Using the Sunburst theme as a model, I’ve determined that:
- The code files for the theme are all in the skins directory
- configure.zcml looks like the main configuration file. – there are a couple of these
- The main CSS file is public.css – directly editing this file will change up the CSS across the site.
- base_properties.props does exist in this theme, but I’m not sure if it is really used.
- There are some python classes and scripts. In general the theme looks quite a bit more complex than in Plone 3.

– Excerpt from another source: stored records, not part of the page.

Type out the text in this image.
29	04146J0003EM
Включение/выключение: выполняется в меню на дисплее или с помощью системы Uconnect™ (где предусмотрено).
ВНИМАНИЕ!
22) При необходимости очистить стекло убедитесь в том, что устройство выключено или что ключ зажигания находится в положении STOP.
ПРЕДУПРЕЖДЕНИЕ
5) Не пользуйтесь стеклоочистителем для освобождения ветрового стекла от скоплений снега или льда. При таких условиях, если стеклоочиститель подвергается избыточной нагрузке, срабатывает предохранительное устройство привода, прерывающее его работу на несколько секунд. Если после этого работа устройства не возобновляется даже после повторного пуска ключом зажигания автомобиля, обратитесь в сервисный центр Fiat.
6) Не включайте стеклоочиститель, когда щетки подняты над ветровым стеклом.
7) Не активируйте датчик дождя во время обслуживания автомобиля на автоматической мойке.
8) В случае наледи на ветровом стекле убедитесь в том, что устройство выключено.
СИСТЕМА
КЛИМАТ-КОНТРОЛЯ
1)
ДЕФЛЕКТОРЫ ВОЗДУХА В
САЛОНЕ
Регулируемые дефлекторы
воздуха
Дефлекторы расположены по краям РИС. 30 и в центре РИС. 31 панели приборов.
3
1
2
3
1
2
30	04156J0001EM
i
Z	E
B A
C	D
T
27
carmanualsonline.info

I can edit the /sunburst_templates and the changes show up on site. There it is to the left- fancy! I don’t think editing things in the buildout-cache space is what you are supposed to do. After reading a bit, I figured out that you can place a copy of the theme in the “src” directory and then add the proper entries to the buildout.cfg file and plone will pick up your theme. Prior to doing this however you need to go through all the files and change out the theme’s “sunburst” references for something else (I used mySunburst). I added:
to the eggs section of my buildout.cfg and:
develop = src/mySunburst
to the development eggs section. After re-running buildout my new skin shows up in the site setup screen. This is when I made a fatal mistake – I never backed up my instance. D’oh – I tried to install the theme and kaboom! I just get an error that the default document in missing. I’m screwed at this point. I tried a few things to fix it, but no luck. Time to re-install (later learned how to fix it without reinstalling). This time however I’m going to make things easier on myself and do a non-root install so that I don’t have to spend so much time “sudo” and “chmod”-ing all the time. To install as non-root simply run the installer as the account you want and Plone will be installed in that user’s home directory.
Backing up Plone 4
So now that I’ve learned that a backup is important (or really remembered this from the distant past…and of course the readme.txt that very clearly told me to take a backup before I started messing around), I’m going to follow the instructions right in the readme.txt for how to do this. Well – that’s not going to work out. I can see that the guts of the repozo backup recipes are installed and seem to be ok, but the main repozo wrapper that should be in the bin is missing. I google’d and searched around the plone site. I found one hit that said the wrapper is not working in Plone 4 right now. That means the best alternative is to .gz the entire instance.
Back to the Theme
Now that I have my backup created I can see what’s wrong with my theme. First I’ll put the required mods back into my buildout.cfg, take down the server, copy my theme into src, run buildout, and startup plone in debug mode. I did also grab a complete .gz of everything in my plone directory – call me paranoid. For some reason I can see that after my skin is installed, the templates, images, and styles in the folders are not getting installed – thus rendering my Plone site DOA, but I did figure out that if I go into ZMI and set the default skin back (your site/portal_skins” and select the properties tab. Then scroll all the way down and there’s a select box to set the default style.) to the original, then everything will be ok again. I’ll have to do some more exploring into this and what’s wrong. I suspect a path in a config file is messed up. I also suspect that there is some easier way to generate a Plone 4 theme using paster or some other nifty trick. For now though I’ll figure out my path issues and then do some research on that while I search around for an easier way.
Later that day…a quick update. Well I’m not sure exactly what I did, but I fixed it…path issues I think and perhaps some case sensitive stuff. I’ll make sure that things are reproducible and post a Pt3 that details my working skin. I’ve created 4-5 Plone sites and I’ll make sure I can repeatedly install my skin on them with no issues.